Mineral “Plastic Ekphrastic” (359 Music, 2013)
Mineral is an electronic quartet from Paris and Dublin that offer bouncy dance music with chanting vocals and funky backbeats that will fit in nicely with your St. Etienne, Air, Gainsbourg, and Daft Punk records. The album’s centerpiece is the 13-minute “Atoms”, which quietly saunters around the room on swirling synths, bubbling keyboards, and Craig Walker’s monotonic, doomy/gloomy vocals until a dreamy middle section floats off into U2 territory with a quite entertaining, pop flourish that’s equal parts (McCartney) Beatlesque and Rundrenesque prog. Picture yourself inside the spaceship that floats through the bloodstream in “Fantastic Voyage” while listening to this one! It’s really a 3-song suite, and each section could’ve stood alone quite naturally, but Walker’s intro/outro brings it full circle.

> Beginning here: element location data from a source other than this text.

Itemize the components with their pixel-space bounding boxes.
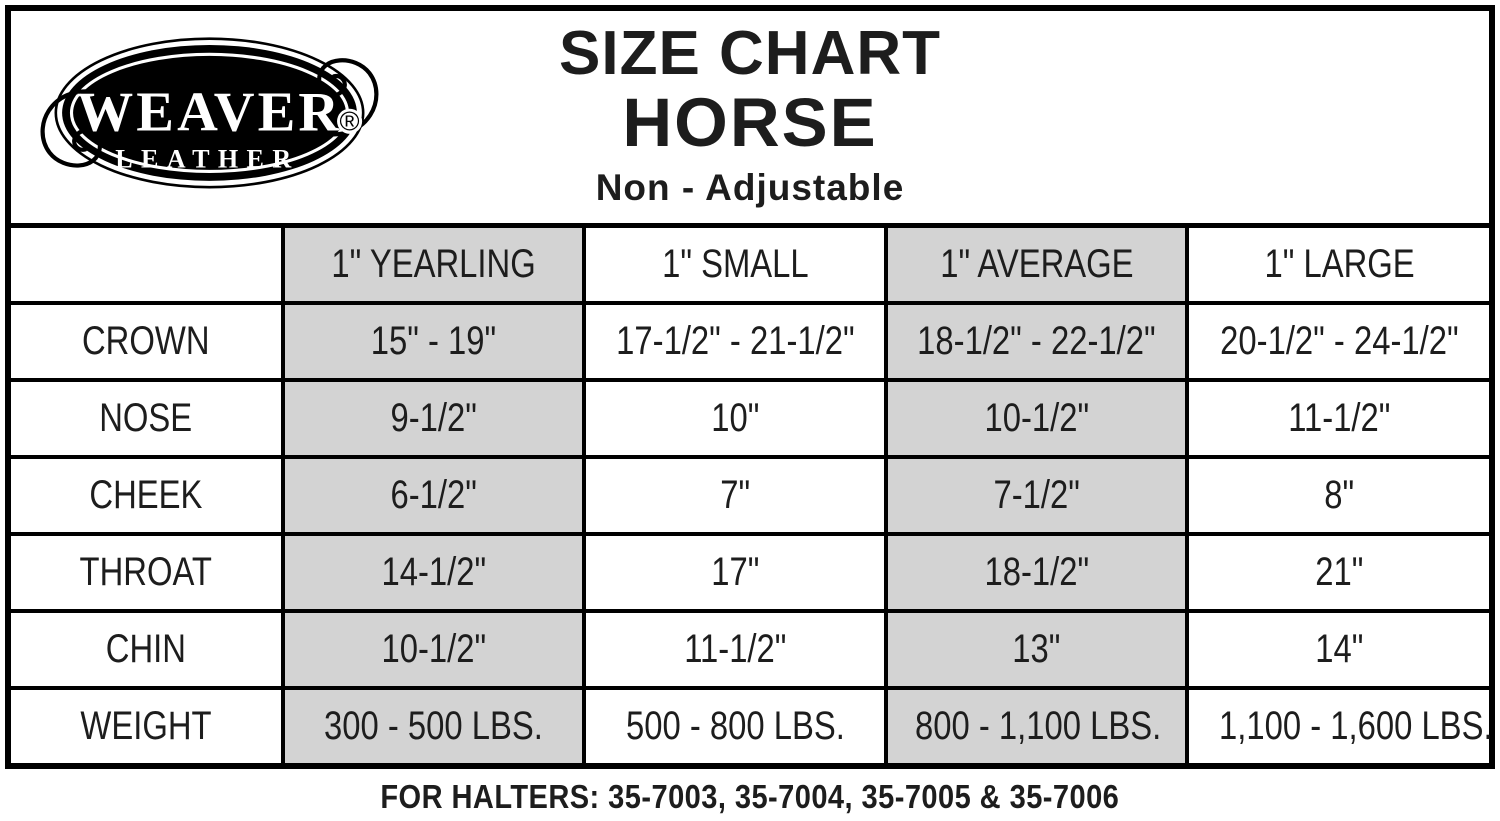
size-cell: 18-1/2" — [883, 532, 1190, 613]
logo-brand-text: WEAVER — [77, 82, 343, 144]
size-cell: 10-1/2" — [883, 378, 1190, 459]
weaver-leather-logo-graphic: WEAVER LEATHER ® — [37, 37, 382, 189]
row-label: NOSE — [99, 396, 193, 440]
size-value: 18-1/2" - 22-1/2" — [917, 319, 1156, 363]
table-row: CHIN 10-1/2" 11-1/2" 13" 14" — [9, 609, 1491, 690]
size-cell: 21" — [1185, 532, 1491, 613]
size-cell: 18-1/2" - 22-1/2" — [883, 301, 1190, 382]
size-cell: 11-1/2" — [1185, 378, 1491, 459]
size-cell: 9-1/2" — [280, 378, 587, 459]
row-label: WEIGHT — [80, 704, 212, 748]
size-chart-sheet: WEAVER LEATHER ® SIZE CHART HORSE Non - … — [5, 5, 1495, 769]
logo-sub-text: LEATHER — [115, 144, 299, 173]
size-cell: 13" — [883, 609, 1190, 690]
row-label-cheek: CHEEK — [9, 455, 285, 536]
size-value: 6-1/2" — [390, 473, 477, 517]
row-label: CHIN — [105, 627, 187, 671]
registered-mark-icon: ® — [340, 106, 360, 137]
size-value: 14-1/2" — [381, 550, 487, 594]
size-value: 9-1/2" — [390, 396, 477, 440]
size-cell: 1,100 - 1,600 LBS. — [1185, 686, 1493, 765]
table-row: THROAT 14-1/2" 17" 18-1/2" 21" — [9, 532, 1491, 613]
size-value: 20-1/2" - 24-1/2" — [1219, 319, 1459, 363]
size-cell: 20-1/2" - 24-1/2" — [1185, 301, 1491, 382]
column-header-large: 1" LARGE — [1185, 226, 1491, 305]
size-cell: 300 - 500 LBS. — [280, 686, 587, 765]
size-cell: 15" - 19" — [280, 301, 587, 382]
masthead: WEAVER LEATHER ® SIZE CHART HORSE Non - … — [11, 11, 1489, 228]
size-cell: 6-1/2" — [280, 455, 587, 536]
column-header-label: 1" SMALL — [661, 242, 809, 286]
chart-animal-title: HORSE — [622, 84, 878, 162]
size-value: 10-1/2" — [984, 396, 1090, 440]
row-label-nose: NOSE — [9, 378, 285, 459]
size-value: 8" — [1324, 473, 1355, 517]
size-cell: 10-1/2" — [280, 609, 587, 690]
column-header-label: 1" YEARLING — [331, 242, 536, 286]
size-value: 500 - 800 LBS. — [625, 704, 845, 748]
column-header-label: 1" LARGE — [1264, 242, 1415, 286]
title-block: SIZE CHART HORSE Non - Adjustable — [11, 11, 1489, 209]
table-row: NOSE 9-1/2" 10" 10-1/2" 11-1/2" — [9, 378, 1491, 459]
row-label-weight: WEIGHT — [9, 686, 285, 765]
size-cell: 7-1/2" — [883, 455, 1190, 536]
size-value: 15" - 19" — [370, 319, 497, 363]
row-label-chin: CHIN — [9, 609, 285, 690]
column-header-blank — [9, 226, 285, 305]
size-value: 7-1/2" — [993, 473, 1080, 517]
size-cell: 17" — [582, 532, 888, 613]
row-label-crown: CROWN — [9, 301, 285, 382]
size-value: 18-1/2" — [984, 550, 1090, 594]
size-value: 21" — [1315, 550, 1364, 594]
size-value: 11-1/2" — [1288, 396, 1391, 440]
size-value: 300 - 500 LBS. — [324, 704, 544, 748]
adjustability-note: Non - Adjustable — [595, 167, 905, 209]
halter-part-numbers: FOR HALTERS: 35-7003, 35-7004, 35-7005 &… — [380, 778, 1120, 815]
size-value: 11-1/2" — [684, 627, 787, 671]
size-cell: 11-1/2" — [582, 609, 888, 690]
size-cell: 17-1/2" - 21-1/2" — [582, 301, 888, 382]
row-label-throat: THROAT — [9, 532, 285, 613]
weaver-leather-logo: WEAVER LEATHER ® — [37, 29, 382, 201]
size-cell: 500 - 800 LBS. — [582, 686, 888, 765]
size-value: 13" — [1012, 627, 1061, 671]
size-value: 14" — [1315, 627, 1364, 671]
footer: FOR HALTERS: 35-7003, 35-7004, 35-7005 &… — [0, 778, 1500, 816]
size-value: 17" — [711, 550, 760, 594]
column-header-small: 1" SMALL — [582, 226, 888, 305]
size-cell: 8" — [1185, 455, 1491, 536]
row-label: THROAT — [79, 550, 213, 594]
chart-title: SIZE CHART — [559, 19, 941, 88]
table-row: WEIGHT 300 - 500 LBS. 500 - 800 LBS. 800… — [9, 686, 1493, 765]
column-header-label: 1" AVERAGE — [940, 242, 1134, 286]
column-header-yearling: 1" YEARLING — [280, 226, 587, 305]
table-row: CHEEK 6-1/2" 7" 7-1/2" 8" — [9, 455, 1491, 536]
size-value: 17-1/2" - 21-1/2" — [615, 319, 855, 363]
row-label: CHEEK — [89, 473, 203, 517]
size-value: 10-1/2" — [381, 627, 487, 671]
size-value: 1,100 - 1,600 LBS. — [1219, 704, 1493, 748]
registered-mark-backing — [337, 108, 363, 134]
size-cell: 7" — [582, 455, 888, 536]
size-table: 1" YEARLING 1" SMALL 1" AVERAGE 1" LARGE… — [9, 226, 1493, 765]
size-value: 7" — [720, 473, 751, 517]
size-cell: 800 - 1,100 LBS. — [883, 686, 1190, 765]
size-cell: 14-1/2" — [280, 532, 587, 613]
row-label: CROWN — [82, 319, 210, 363]
column-header-average: 1" AVERAGE — [883, 226, 1190, 305]
size-cell: 14" — [1185, 609, 1491, 690]
size-value: 800 - 1,100 LBS. — [914, 704, 1162, 748]
table-row: CROWN 15" - 19" 17-1/2" - 21-1/2" 18-1/2… — [9, 301, 1491, 382]
header-row: 1" YEARLING 1" SMALL 1" AVERAGE 1" LARGE — [9, 226, 1491, 305]
size-cell: 10" — [582, 378, 888, 459]
size-value: 10" — [711, 396, 760, 440]
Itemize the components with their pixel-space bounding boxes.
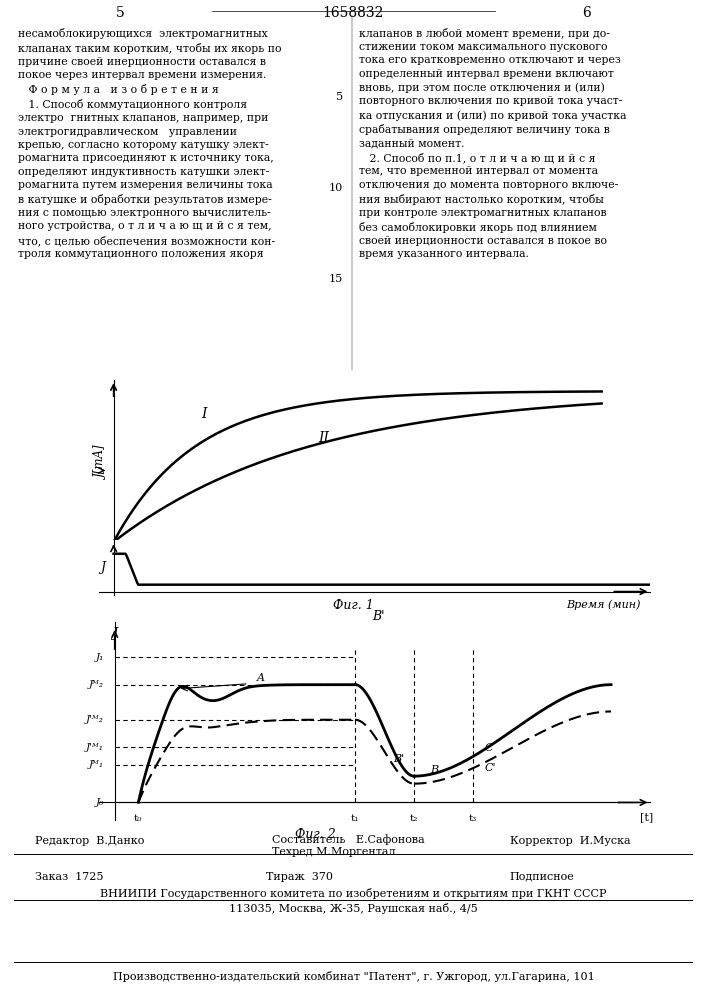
Text: J: J	[112, 627, 117, 640]
Text: Техред М.Моргентал: Техред М.Моргентал	[272, 847, 395, 857]
Text: t₂: t₂	[410, 814, 419, 823]
Text: A: A	[257, 673, 264, 683]
Text: C': C'	[485, 763, 496, 773]
Text: Jᴹ₁: Jᴹ₁	[88, 760, 104, 769]
Text: B: B	[430, 765, 438, 775]
Text: Фиг. 1: Фиг. 1	[333, 599, 374, 612]
Text: t₁: t₁	[351, 814, 359, 823]
Text: I: I	[201, 407, 207, 421]
Text: [t]: [t]	[640, 812, 653, 822]
Text: J[mA]: J[mA]	[95, 446, 108, 479]
Text: 113035, Москва, Ж-35, Раушская наб., 4/5: 113035, Москва, Ж-35, Раушская наб., 4/5	[229, 903, 478, 914]
Text: Производственно-издательский комбинат "Патент", г. Ужгород, ул.Гагарина, 101: Производственно-издательский комбинат "П…	[112, 971, 595, 982]
Text: t₀: t₀	[134, 814, 143, 823]
Text: J: J	[100, 561, 105, 574]
Text: C: C	[485, 743, 493, 753]
Text: t₃: t₃	[469, 814, 477, 823]
Text: 5: 5	[116, 6, 124, 20]
Text: Время (мин): Время (мин)	[566, 600, 641, 610]
Text: J'ᴹ₂: J'ᴹ₂	[86, 715, 104, 724]
Text: Тираж  370: Тираж 370	[266, 872, 333, 882]
Text: Подписное: Подписное	[510, 872, 574, 882]
Text: несамоблокирующихся  электромагнитных
клапанах таким коротким, чтобы их якорь по: несамоблокирующихся электромагнитных кла…	[18, 28, 281, 259]
Text: J'ᴹ₁: J'ᴹ₁	[86, 743, 104, 752]
Text: клапанов в любой момент времени, при до-
стижении током максимального пускового
: клапанов в любой момент времени, при до-…	[359, 28, 626, 259]
Text: B': B'	[372, 610, 385, 624]
Text: J₁: J₁	[95, 653, 104, 662]
Text: II: II	[319, 431, 329, 445]
Text: 5: 5	[336, 93, 343, 103]
Text: B': B'	[393, 754, 404, 764]
Text: Jᴹ₂: Jᴹ₂	[88, 680, 104, 689]
Text: 15: 15	[329, 274, 343, 284]
Text: 6: 6	[583, 6, 591, 20]
Text: ВНИИПИ Государственного комитета по изобретениям и открытиям при ГКНТ СССР: ВНИИПИ Государственного комитета по изоб…	[100, 888, 607, 899]
Text: J₀: J₀	[95, 798, 104, 807]
Text: Редактор  В.Данко: Редактор В.Данко	[35, 836, 144, 846]
Text: Заказ  1725: Заказ 1725	[35, 872, 103, 882]
Text: Корректор  И.Муска: Корректор И.Муска	[510, 836, 630, 846]
Text: 10: 10	[329, 183, 343, 193]
Text: Фиг. 2: Фиг. 2	[296, 828, 336, 841]
Text: 1658832: 1658832	[323, 6, 384, 20]
Text: Составитель   Е.Сафонова: Составитель Е.Сафонова	[272, 834, 425, 845]
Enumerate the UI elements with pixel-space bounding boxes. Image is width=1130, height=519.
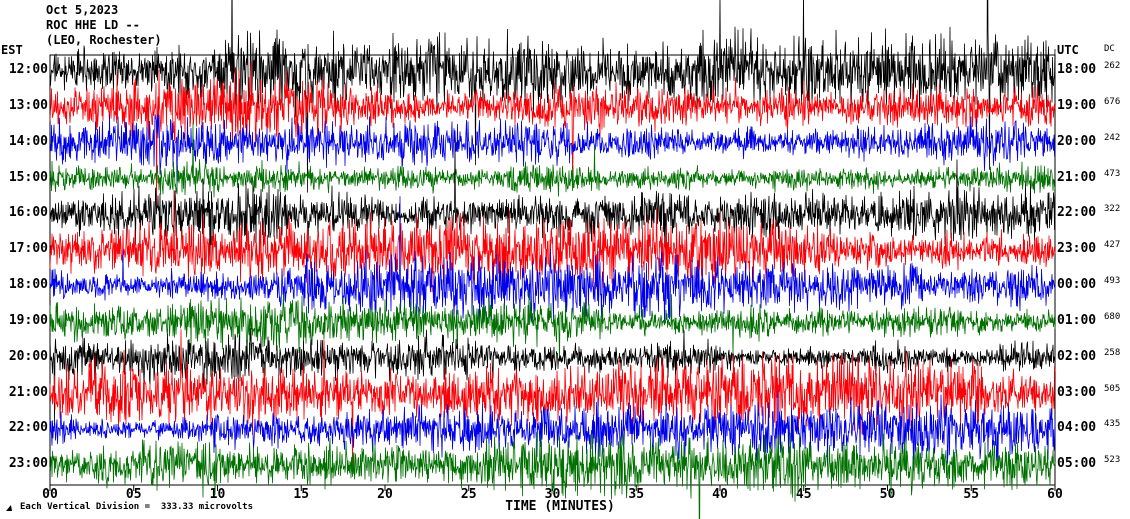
seismic-trace-16-00 <box>49 137 1056 271</box>
est-time-label: 15:00 <box>8 169 48 185</box>
seismic-trace-18-00 <box>49 196 1056 327</box>
traces-group <box>49 0 1056 519</box>
est-time-label: 16:00 <box>8 205 48 221</box>
station-location: (LEO, Rochester) <box>46 33 162 47</box>
utc-time-label: 23:00 <box>1057 241 1097 257</box>
est-time-label: 14:00 <box>8 133 48 149</box>
dc-value: 523 <box>1104 455 1121 466</box>
x-tick-label-25: 25 <box>460 487 477 502</box>
dc-value: 680 <box>1104 311 1121 322</box>
seismic-trace-20-00 <box>49 327 1056 424</box>
dc-value: 473 <box>1104 168 1121 179</box>
dc-value: 493 <box>1104 276 1121 286</box>
dc-value: 427 <box>1104 240 1121 251</box>
utc-time-label: 20:00 <box>1057 133 1097 149</box>
utc-time-label: 05:00 <box>1057 456 1097 472</box>
seismic-trace-22-00 <box>49 390 1056 472</box>
dc-value: 435 <box>1104 419 1121 430</box>
x-tick-label-15: 15 <box>293 487 310 502</box>
utc-time-label: 00:00 <box>1057 277 1097 292</box>
x-tick-label-00: 00 <box>42 487 58 502</box>
dc-value: 676 <box>1104 96 1121 107</box>
utc-time-label: 01:00 <box>1057 312 1097 328</box>
dc-value: 258 <box>1104 347 1121 358</box>
x-tick-label-20: 20 <box>377 487 393 502</box>
dc-column-label: DC <box>1104 44 1115 54</box>
x-tick-label-10: 10 <box>209 487 226 502</box>
est-time-label: 17:00 <box>8 241 48 257</box>
station-id: ROC HHE LD -- <box>46 18 140 32</box>
utc-time-label: 04:00 <box>1057 420 1097 436</box>
est-time-label: 12:00 <box>8 62 48 77</box>
utc-time-label: 21:00 <box>1057 169 1097 185</box>
x-axis-title: TIME (MINUTES) <box>505 499 615 514</box>
x-tick-label-30: 30 <box>544 487 561 502</box>
est-time-label: 18:00 <box>8 277 48 292</box>
seismic-trace-17-00 <box>49 189 1056 293</box>
right-axis-label-utc: UTC <box>1057 43 1079 57</box>
dc-value: 505 <box>1104 383 1121 394</box>
seismic-trace-21-00 <box>49 329 1056 473</box>
est-time-label: 13:00 <box>8 97 48 113</box>
left-axis-label-est: EST <box>1 43 23 57</box>
utc-time-label: 22:00 <box>1057 205 1097 221</box>
est-time-label: 21:00 <box>8 384 48 400</box>
utc-time-label: 19:00 <box>1057 97 1097 113</box>
x-tick-label-55: 55 <box>963 487 980 502</box>
est-time-label: 20:00 <box>8 348 48 364</box>
est-time-label: 23:00 <box>8 456 48 472</box>
dc-value: 262 <box>1104 61 1121 71</box>
plot-date: Oct 5,2023 <box>46 3 119 17</box>
x-tick-label-60: 60 <box>1047 487 1063 502</box>
seismic-trace-23-00 <box>49 431 1056 519</box>
seismic-trace-19-00 <box>49 291 1056 362</box>
dc-value: 242 <box>1104 132 1121 143</box>
x-tick-label-05: 05 <box>125 487 142 502</box>
seismic-trace-15-00 <box>49 121 1056 198</box>
x-tick-label-40: 40 <box>712 487 728 502</box>
x-tick-label-35: 35 <box>628 487 645 502</box>
utc-time-label: 03:00 <box>1057 384 1097 400</box>
seismic-trace-13-00 <box>49 61 1056 213</box>
scale-note: Each Vertical Division = 333.33 microvol… <box>20 502 253 512</box>
est-time-label: 22:00 <box>8 420 48 436</box>
utc-time-label: 18:00 <box>1057 62 1097 77</box>
x-tick-label-45: 45 <box>795 487 812 502</box>
dc-value: 322 <box>1104 204 1121 215</box>
seismic-trace-14-00 <box>49 114 1056 194</box>
utc-time-label: 02:00 <box>1057 348 1097 364</box>
est-time-label: 19:00 <box>8 312 48 328</box>
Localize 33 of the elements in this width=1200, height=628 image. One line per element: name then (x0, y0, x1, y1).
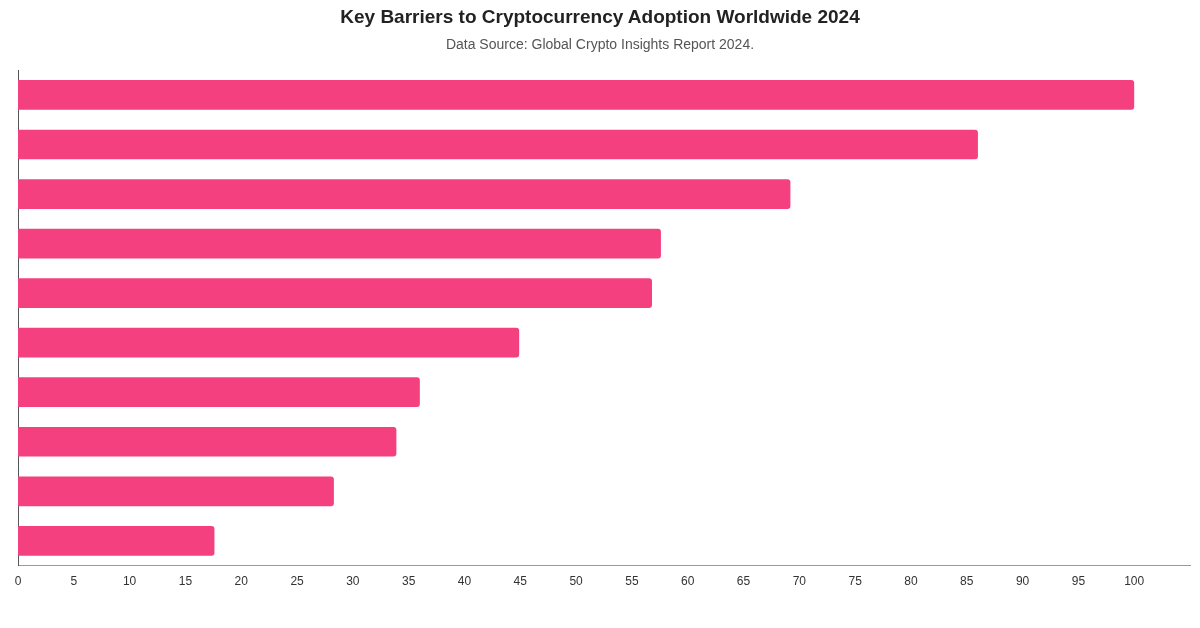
bar (18, 377, 420, 408)
x-tick-label: 75 (848, 574, 863, 589)
x-tick-label: 15 (178, 574, 193, 589)
x-tick-label: 80 (904, 574, 918, 589)
x-tick-label: 65 (736, 574, 751, 589)
x-tick-label: 95 (1071, 574, 1086, 589)
x-tick-label: 50 (569, 574, 584, 589)
x-tick-label: 40 (457, 574, 472, 589)
bar (18, 278, 652, 308)
bar (18, 327, 520, 358)
x-tick-label: 10 (122, 574, 137, 589)
x-tick-label: 25 (290, 574, 305, 589)
x-tick-label: 55 (625, 574, 639, 589)
x-tick-label: 85 (960, 574, 974, 589)
bar (18, 80, 1135, 110)
bar (18, 476, 334, 507)
x-tick-label: 5 (70, 574, 78, 589)
x-tick-label: 100 (1124, 574, 1145, 589)
x-tick-label: 20 (234, 574, 249, 589)
x-tick-label: 45 (513, 574, 528, 589)
bar (18, 426, 397, 457)
chart-subtitle: Data Source: Global Crypto Insights Report 2024. (444, 36, 756, 52)
bar (18, 129, 978, 160)
x-tick-label: 30 (346, 574, 360, 589)
chart-title: Key Barriers to Cryptocurrency Adoption Worldwide 2024 (339, 6, 861, 28)
x-tick-label: 0 (14, 574, 22, 589)
bar (18, 228, 661, 259)
x-tick-label: 70 (792, 574, 807, 589)
x-tick-label: 90 (1015, 574, 1030, 589)
bar (18, 179, 791, 209)
bar (18, 525, 215, 556)
x-tick-label: 60 (681, 574, 695, 589)
x-tick-label: 35 (401, 574, 416, 589)
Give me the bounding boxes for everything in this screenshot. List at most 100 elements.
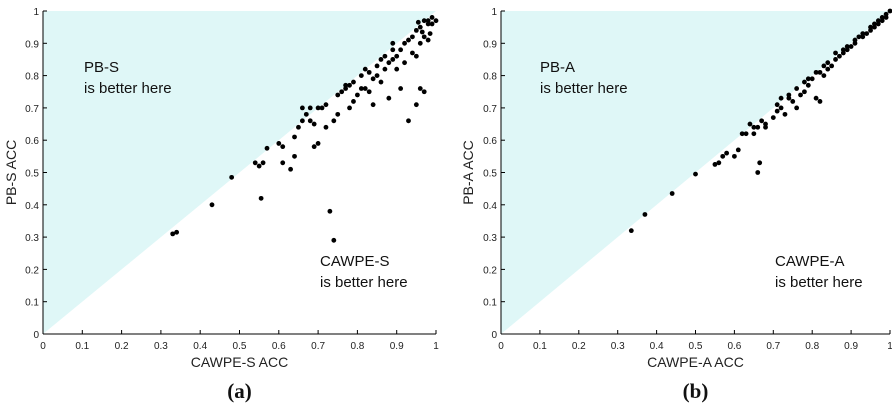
data-point: [307, 105, 313, 111]
y-tick-label: 0.9: [25, 39, 39, 50]
data-point: [433, 18, 439, 24]
x-tick-label: 0.6: [727, 341, 741, 352]
data-point: [805, 76, 811, 82]
data-point: [292, 134, 297, 140]
y-tick-label: 0.5: [25, 169, 39, 180]
data-point: [802, 89, 807, 95]
data-point: [386, 95, 392, 101]
data-point: [833, 57, 838, 62]
data-point: [844, 44, 850, 49]
x-tick-label: 0.8: [350, 341, 364, 352]
data-point: [739, 131, 745, 137]
y-tick-label: 0: [491, 330, 497, 341]
data-point: [724, 150, 730, 156]
x-tick-label: 0.2: [115, 341, 129, 352]
data-point: [358, 73, 364, 78]
data-point: [406, 37, 411, 43]
data-point: [821, 73, 827, 78]
x-tick-label: 0.1: [75, 341, 89, 352]
y-tick-label: 0: [33, 330, 39, 341]
data-point: [366, 89, 372, 95]
data-point: [311, 144, 317, 150]
upper-region-label: is better here: [84, 80, 172, 97]
data-point: [386, 60, 392, 66]
x-tick-label: 1: [887, 341, 892, 352]
data-point: [813, 69, 819, 75]
data-point: [712, 162, 718, 167]
data-point: [339, 89, 345, 95]
data-point: [860, 31, 866, 37]
data-point: [319, 105, 325, 111]
data-point: [390, 57, 396, 62]
data-point: [378, 57, 384, 62]
x-tick-label: 0.4: [650, 341, 664, 352]
data-point: [347, 82, 352, 88]
y-axis-title: PB-S ACC: [3, 140, 19, 205]
data-point: [394, 66, 400, 72]
data-point: [280, 144, 286, 150]
panel-a: 0 0.1 0.2 0.3 0.4 0.5 0.6 0.7 0.8 0.9 1 0 0.1 0.2 0.3 0…: [3, 7, 439, 403]
x-tick-label: 0.5: [689, 341, 703, 352]
data-point: [280, 160, 286, 166]
data-point: [299, 118, 305, 124]
data-point: [419, 29, 425, 35]
x-tick-label: 0.3: [611, 341, 625, 352]
data-point: [370, 76, 376, 82]
data-point: [358, 86, 364, 91]
data-point: [875, 21, 881, 27]
data-point: [362, 86, 368, 91]
data-point: [331, 118, 337, 124]
data-point: [786, 95, 792, 101]
y-tick-label: 0.1: [25, 298, 39, 309]
data-point: [288, 166, 293, 172]
data-point: [351, 79, 356, 85]
data-point: [751, 124, 757, 130]
data-point: [794, 105, 800, 111]
data-point: [864, 31, 870, 37]
data-point: [415, 19, 421, 25]
data-point: [256, 163, 262, 169]
data-point: [229, 174, 235, 180]
data-point: [260, 160, 266, 166]
data-point: [315, 141, 321, 146]
x-tick-label: 0.7: [766, 341, 780, 352]
data-point: [421, 89, 427, 95]
data-point: [355, 92, 360, 98]
data-point: [421, 18, 427, 24]
data-point: [382, 53, 388, 59]
y-tick-label: 0.8: [483, 72, 497, 83]
data-point: [413, 53, 419, 59]
data-point: [413, 102, 419, 108]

“Cynical” may sound like New Order light, but that doesn’t make it any less infectious, and the rest of the album is just as perky and effervescent, including early single “Love Divine”, the lushly romantic “Mi-Clos” (featuring a breathy, tres sexy, coo-coo-cachoo vocal from S. Armelle), and the album’s best track, the nostalgically giddy New Wave sing-along, “1989” (think St. Etienne-meets-Human League).
With the first two releases on Alan McGee’s new imprint focusing on singer-songwriters, it’s encouraging to hear him branch out into other musical styles and augurs well for the variety we eagerly anticipate with his next round of releases.